Weather conditions contributed to the fire in Chicago and other massive fires around the Midwest that same day.

Larry Mowry Image
Friday, October 8, 2021
Great Chicago Fire of 1871: How weather played a role
We've heard stories about the fire, but many people may not know the role weather played.

CHICAGO (WLS) -- Friday marks 150 years since the Great Chicago Fire of 1871. Fire began tearing through the city. Despite widespread destruction, there are still buildings around Chicago that survived the fire, including Water Tower and several churches.



We've heard stories about the fire, but many people may not know the role weather played.



Weather conditions contributed to the fire in Chicago and other massive fires around the Midwest that same day.



The Midwest was a tinderbox back in October of 1871.



Chicago was not the only place that burned. Other Midwest locations had major fires at the same time-- and the weather played a huge factor in all of these fires.



Chicago was a city built from wood logged from Wisconsin and Michigan.



When drought struck the Midwest that summer and lasted into the fall, conditions were set for devastating fires.



In the 22 days leading up to the Chicago Fire, only .22" of rain had fallen. Additionally, it was a very warm start to October, with a high of 85 on October 8th.



We have that weather information because of what was located at 181 W Washington Street. A year before the fire, the US Army Signal Service was tasked to report daily weather information and transmit it back to Washington DC via the blossoming technology of the telegraph from a handful of sites. The first weather map produced from those reports on January 1, 1871, showcases this.



There were fires burning around the city several days leading up to the night of the fire, which started in the O'Leary's barn.



That fire turned into a monster when winds picked up dramatically after 9pm.



A classic fall storm was forming. As night settled in, a low level jet kicked up the winds. These low level jets are pockets of high winds that stay a few thousand feet above the ground during the day, but at night the winds can mix down to the surface. You may have experienced this on warm fall evenings when, after sunset, it gets windy.

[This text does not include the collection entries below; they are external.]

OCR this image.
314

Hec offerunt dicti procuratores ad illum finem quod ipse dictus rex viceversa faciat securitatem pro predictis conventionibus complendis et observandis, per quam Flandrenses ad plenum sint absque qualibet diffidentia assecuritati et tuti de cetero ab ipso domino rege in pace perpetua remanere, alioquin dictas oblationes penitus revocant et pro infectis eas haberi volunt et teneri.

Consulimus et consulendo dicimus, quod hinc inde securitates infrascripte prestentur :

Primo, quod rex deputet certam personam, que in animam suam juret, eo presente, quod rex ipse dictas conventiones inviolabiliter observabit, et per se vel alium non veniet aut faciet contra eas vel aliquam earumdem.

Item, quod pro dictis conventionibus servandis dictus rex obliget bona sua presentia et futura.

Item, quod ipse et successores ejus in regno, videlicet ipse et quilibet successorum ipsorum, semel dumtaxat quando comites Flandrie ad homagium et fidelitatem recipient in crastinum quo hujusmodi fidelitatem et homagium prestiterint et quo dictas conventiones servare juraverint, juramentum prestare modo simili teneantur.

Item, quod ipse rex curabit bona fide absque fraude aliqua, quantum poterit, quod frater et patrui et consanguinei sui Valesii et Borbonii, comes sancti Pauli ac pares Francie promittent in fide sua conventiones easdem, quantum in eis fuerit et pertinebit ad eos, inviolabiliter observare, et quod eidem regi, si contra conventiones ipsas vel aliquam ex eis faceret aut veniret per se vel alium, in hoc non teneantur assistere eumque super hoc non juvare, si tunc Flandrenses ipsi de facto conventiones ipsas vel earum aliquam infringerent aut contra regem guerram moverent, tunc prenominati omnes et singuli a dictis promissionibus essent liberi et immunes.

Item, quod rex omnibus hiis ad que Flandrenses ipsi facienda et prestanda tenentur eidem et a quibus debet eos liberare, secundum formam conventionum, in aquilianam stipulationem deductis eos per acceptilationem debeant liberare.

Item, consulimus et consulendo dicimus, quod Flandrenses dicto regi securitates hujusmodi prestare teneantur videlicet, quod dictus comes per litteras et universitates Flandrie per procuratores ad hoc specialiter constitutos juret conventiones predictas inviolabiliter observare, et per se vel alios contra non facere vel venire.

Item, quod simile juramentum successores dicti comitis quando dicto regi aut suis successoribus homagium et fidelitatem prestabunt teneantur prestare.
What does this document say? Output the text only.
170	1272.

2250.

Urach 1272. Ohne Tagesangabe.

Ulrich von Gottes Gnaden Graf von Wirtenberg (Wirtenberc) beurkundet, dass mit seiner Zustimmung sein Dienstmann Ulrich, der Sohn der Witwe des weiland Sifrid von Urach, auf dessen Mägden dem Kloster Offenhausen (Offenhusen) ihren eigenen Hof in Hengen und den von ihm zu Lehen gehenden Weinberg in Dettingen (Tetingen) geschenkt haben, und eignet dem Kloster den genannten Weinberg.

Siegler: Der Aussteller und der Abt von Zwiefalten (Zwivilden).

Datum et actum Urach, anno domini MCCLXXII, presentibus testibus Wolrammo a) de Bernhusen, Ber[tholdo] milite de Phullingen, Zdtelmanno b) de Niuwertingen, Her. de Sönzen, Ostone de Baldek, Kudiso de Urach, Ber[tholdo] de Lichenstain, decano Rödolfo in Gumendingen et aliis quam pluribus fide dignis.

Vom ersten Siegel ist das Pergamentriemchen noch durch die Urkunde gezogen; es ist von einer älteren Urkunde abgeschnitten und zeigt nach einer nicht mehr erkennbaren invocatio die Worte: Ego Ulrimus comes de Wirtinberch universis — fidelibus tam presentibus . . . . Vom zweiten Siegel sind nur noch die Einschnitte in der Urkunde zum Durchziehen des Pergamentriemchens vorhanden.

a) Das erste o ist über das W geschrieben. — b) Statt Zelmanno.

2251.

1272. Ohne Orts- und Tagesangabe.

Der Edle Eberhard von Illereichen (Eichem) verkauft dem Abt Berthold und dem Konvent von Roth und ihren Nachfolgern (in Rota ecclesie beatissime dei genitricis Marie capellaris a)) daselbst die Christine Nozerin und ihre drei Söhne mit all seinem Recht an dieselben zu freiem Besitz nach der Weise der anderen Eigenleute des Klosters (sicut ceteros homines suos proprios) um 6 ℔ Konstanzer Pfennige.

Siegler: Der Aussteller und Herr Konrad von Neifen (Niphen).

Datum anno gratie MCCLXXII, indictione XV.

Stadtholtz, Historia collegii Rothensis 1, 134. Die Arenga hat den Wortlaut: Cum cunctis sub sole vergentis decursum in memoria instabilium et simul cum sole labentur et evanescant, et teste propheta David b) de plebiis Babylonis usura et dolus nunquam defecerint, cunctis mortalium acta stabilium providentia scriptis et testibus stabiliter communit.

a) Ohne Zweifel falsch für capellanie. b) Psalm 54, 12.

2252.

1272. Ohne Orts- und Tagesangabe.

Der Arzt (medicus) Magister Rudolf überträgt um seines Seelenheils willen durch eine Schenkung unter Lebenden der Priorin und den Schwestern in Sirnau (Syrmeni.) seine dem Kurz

Those winds pushed the fire northeast, destroying 3 square miles of the city and leaving 100,000 homeless and hundreds dead.

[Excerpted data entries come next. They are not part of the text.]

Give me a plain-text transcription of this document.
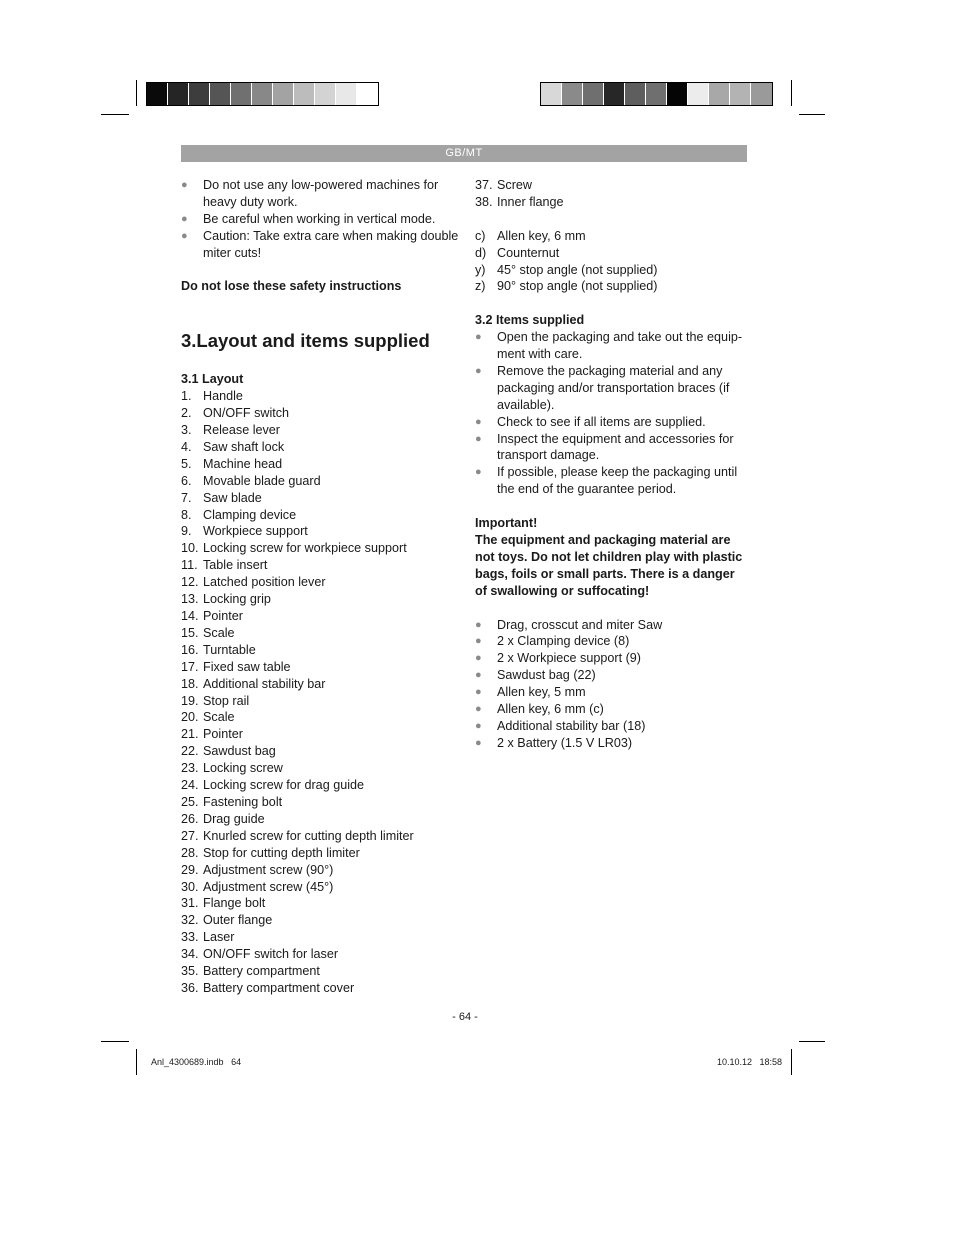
GB/MT
●	Do not use any low-powered machines for heavy duty work.
●	Be careful when working in vertical mode.
●	Caution: Take extra care when making double miter cuts!

Do not lose these safety instructions

3.Layout and items supplied

3.1 Layout

1. Handle
2. ON/OFF switch
3. Release lever
4. Saw shaft lock
5. Machine head
6. Movable blade guard
7. Saw blade
8. Clamping device
9. Workpiece support
10. Locking screw for workpiece support
11. Table insert
12. Latched position lever
13. Locking grip
14. Pointer
15. Scale
16. Turntable
17. Fixed saw table
18. Additional stability bar
19. Stop rail
20. Scale
21. Pointer
22. Sawdust bag
23. Locking screw
24. Locking screw for drag guide
25. Fastening bolt
26. Drag guide
27. Knurled screw for cutting depth limiter
28. Stop for cutting depth limiter
29. Adjustment screw (90°)
30. Adjustment screw (45°)
31. Flange bolt
32. Outer flange
33. Laser
34. ON/OFF switch for laser
35. Battery compartment
36. Battery compartment cover
37. Screw
38. Inner flange
c) Allen key, 6 mm
d) Counternut
y) 45° stop angle (not supplied)
z) 90° stop angle (not supplied)

3.2 Items supplied

●	Open the packaging and take out the equip-ment with care.
●	Remove the packaging material and any packaging and/or transportation braces (if available).
●	Check to see if all items are supplied.
●	Inspect the equipment and accessories for transport damage.
●	If possible, please keep the packaging until the end of the guarantee period.

Important!

The equipment and packaging material are not toys. Do not let children play with plastic bags, foils or small parts. There is a danger of swallowing or suffocating!

●	Drag, crosscut and miter Saw
●	2 x Clamping device (8)
●	2 x Workpiece support (9)
●	Sawdust bag (22)
●	Allen key, 5 mm
●	Allen key, 6 mm (c)
●	Additional stability bar (18)
●	2 x Battery (1.5 V LR03)
- 64 -
Anl_4300689.indb   64	10.10.12   18:58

While Chicago was burning, an unimaginable scene of death was happening in northern Wisconsin. The Peshtigo fire which burned on both sides of Green Bay killed an estimated 1,200 to 2,500 people, with 1.2 million acres burned.

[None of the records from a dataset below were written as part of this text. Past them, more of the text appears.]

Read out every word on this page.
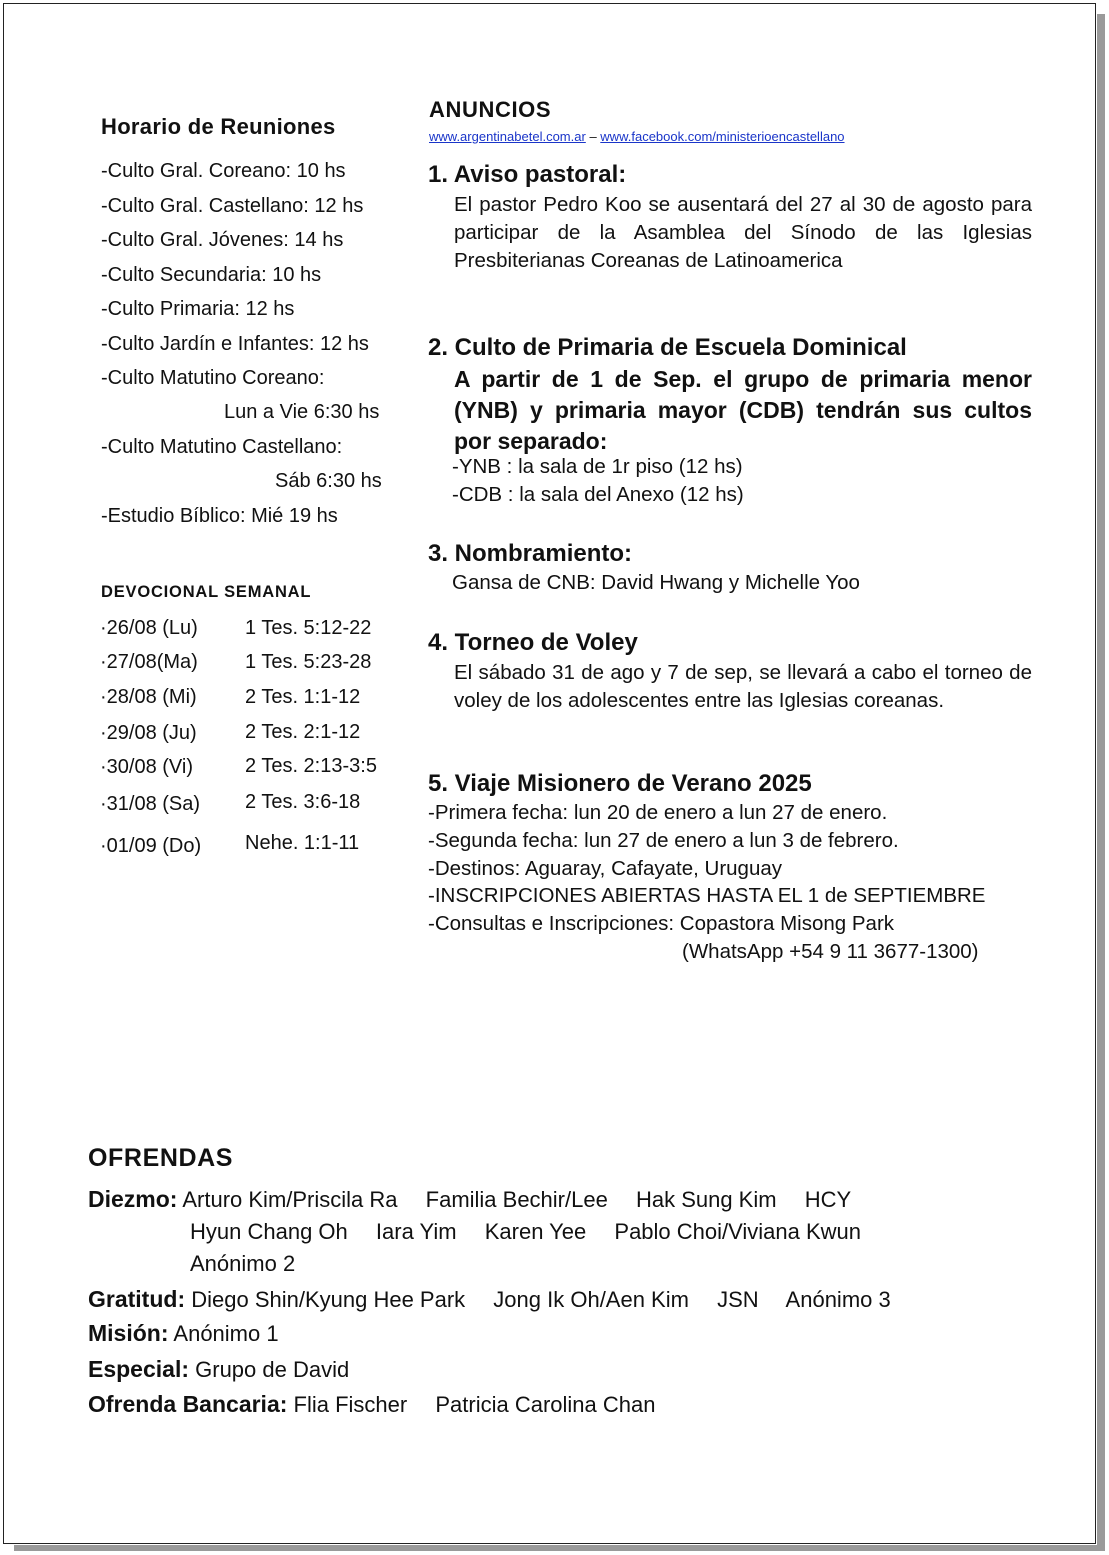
Horario de Reuniones
-Culto Gral. Coreano: 10 hs
-Culto Gral. Castellano: 12 hs
-Culto Gral. Jóvenes: 14 hs
-Culto Secundaria: 10 hs
-Culto Primaria: 12 hs
-Culto Jardín e Infantes: 12 hs
-Culto Matutino Coreano:
Lun a Vie 6:30 hs
-Culto Matutino Castellano:
Sáb 6:30 hs
-Estudio Bíblico: Mié 19 hs
DEVOCIONAL SEMANAL
·26/08 (Lu) 1 Tes. 5:12-22
·27/08(Ma) 1 Tes. 5:23-28
·28/08 (Mi) 2 Tes. 1:1-12
·29/08 (Ju) 2 Tes. 2:1-12
·30/08 (Vi)	2 Tes. 2:13-3:5
·31/08 (Sa) 2 Tes. 3:6-18
·01/09 (Do) Nehe. 1:1-11
ANUNCIOS
www.argentinabetel.com.ar – www.facebook.com/ministerioencastellano
1. Aviso pastoral:

El pastor Pedro Koo se ausentará del 27 al 30 de agosto para participar de la Asamblea del Sínodo de las Iglesias Presbiterianas Coreanas de Latinoamerica

2. Culto de Primaria de Escuela Dominical

A partir de 1 de Sep. el grupo de primaria menor (YNB) y primaria mayor (CDB) tendrán sus cultos por separado:

-YNB : la sala de 1r piso (12 hs)
-CDB : la sala del Anexo (12 hs)
3. Nombramiento:
Gansa de CNB: David Hwang y Michelle Yoo
4. Torneo de Voley

El sábado 31 de ago y 7 de sep, se llevará a cabo el torneo de voley de los adolescentes entre las Iglesias coreanas.

5. Viaje Misionero de Verano 2025
-Primera fecha: lun 20 de enero a lun 27 de enero.
-Segunda fecha: lun 27 de enero a lun 3 de febrero.
-Destinos: Aguaray, Cafayate, Uruguay
-INSCRIPCIONES ABIERTAS HASTA EL 1 de SEPTIEMBRE
-Consultas e Inscripciones: Copastora Misong Park
(WhatsApp +54 9 11 3677-1300)
OFRENDAS
Diezmo: Arturo Kim/Priscila Ra Familia Bechir/Lee Hak Sung Kim HCY
Hyun Chang Oh Iara Yim Karen Yee Pablo Choi/Viviana Kwun
Anónimo 2
Gratitud: Diego Shin/Kyung Hee Park Jong Ik Oh/Aen Kim JSN Anónimo 3
Misión: Anónimo 1
Especial: Grupo de David
Ofrenda Bancaria: Flia Fischer Patricia Carolina Chan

Holland, Michigan also burned to the ground the same night as Chicago with fires extending across the state to Port Huron. About 3,600 square miles burned in Michigan.



The simultaneous fires led to speculation that a comet breaking apart over the Great Lakes led to so many fires-- a theory disproven.



Historians agree it was the perfect storm of weather, drought, logging practices and building materials that led to so many fires



The Chicago History Museum opened the new exhibit "City on Fire"


Friday, which takes people back to the moments before and after the inferno destroyed thousands of buildings.